The owner of such a bed, Sten summarized, would be listed as orgy-qualified and -experienced.
The Emperor?
Sten did not give a damn — but it was odd that during his time as captain of the Emperor’s Gurkkha bodyguard, he hadn’t noticed that the Eternal Emperor seemed particularly sex-driven. He hadn’t thought much about it, but sort of guessed that after a few thousand years maybe the possibilities had been completely explored.
But now?
Hell, he was not even sure he was right — it wasn’t as if Sten had personally explored every inch of Arundel Castle to ensure that what was listed as a storeroom might not, in fact, have been an Imperial bordello.
The problem was going to be, Sten thought, sleeping in that bed himself.
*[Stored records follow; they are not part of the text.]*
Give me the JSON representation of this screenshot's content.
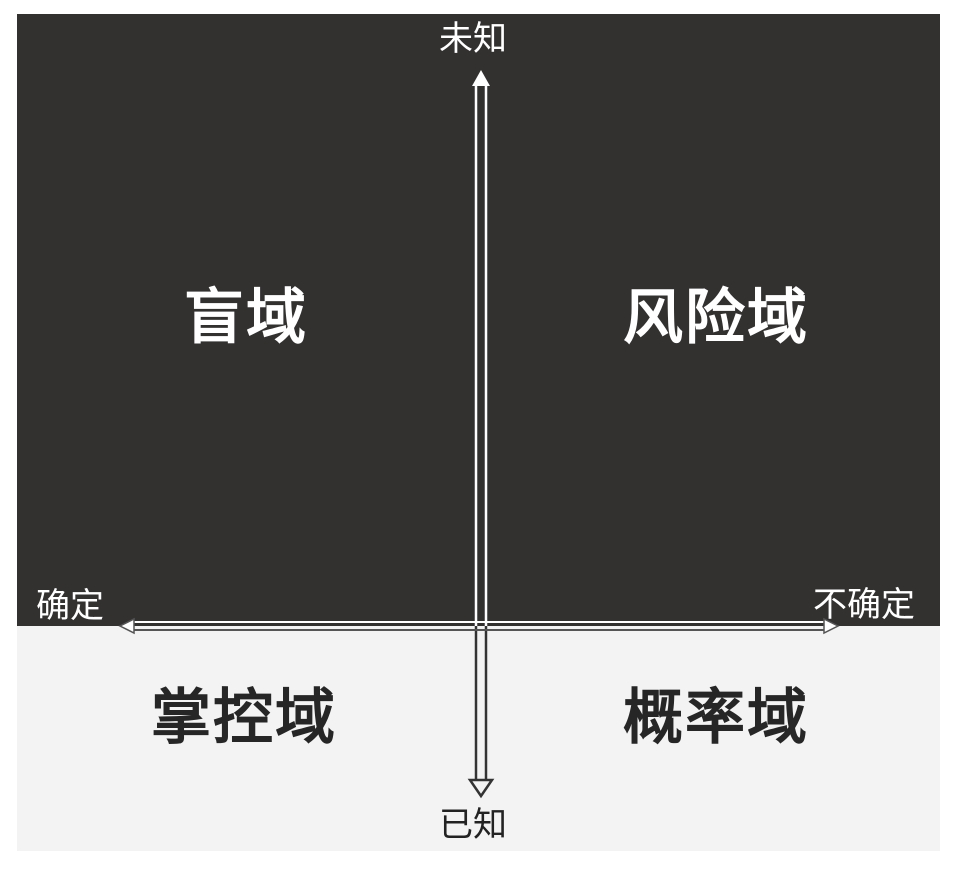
{
  "axes": {
    "top": "未知",
    "bottom": "已知",
    "left": "确定",
    "right": "不确定"
  },
  "quadrants": {
    "top_left": "盲域",
    "top_right": "风险域",
    "bottom_left": "掌控域",
    "bottom_right": "概率域"
  },
  "colors": {
    "dark_panel": "#333030",
    "light_panel": "#f3f3f3",
    "light_text": "#ffffff",
    "dark_text": "#262626"
  }
}
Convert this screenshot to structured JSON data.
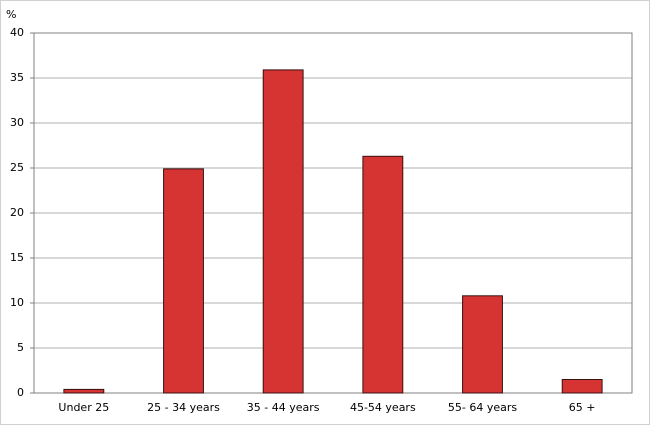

Why you puritanical little clot, his mind jeered. There have been times, he prodded himself, that he’d been known to roll about in a big pile with friends. And speaking of which, his thought went on, who’s going to see you sleeping in that humongous great bed, anyway? You might as well have been a clottin’ castrato of late.
Sten brought himself back to the issues at hand. “Mr. Kilgour,” he said, “I’m not at all sure what this goatrope they call the Altaic Cluster is going to be. But I’m getting the idea our boss isn’t giving us all these goodies just because he likes my legs.”
“Prog: ninety percent,” Alex agreed.
“Which means I’ll be needing all my assets. So, uh, do you think it’d be a proper utilization of your talents, Laird Kilgour, for you to skipper this solid-gold whorehouse?”
Kilgour appeared taken aback. “Me? But thae’s an admiral rank. Twa-star, Ah’d hazard. An’ th’ highest rank Ah e’er held, last time Ah meter-metered the matter, wae but wee warrant.”
“I don’t think that would present a problem,” Sten said. “And it wasn’t what I asked.”
Alex considered. Then slowly shook his head. “Ah dinnae think so, lad. But Ah’m touched ae the thought. T’now, thae’s nae been a Kilgour been an admiral. ‘Ceptin’ the pirates, a’ course.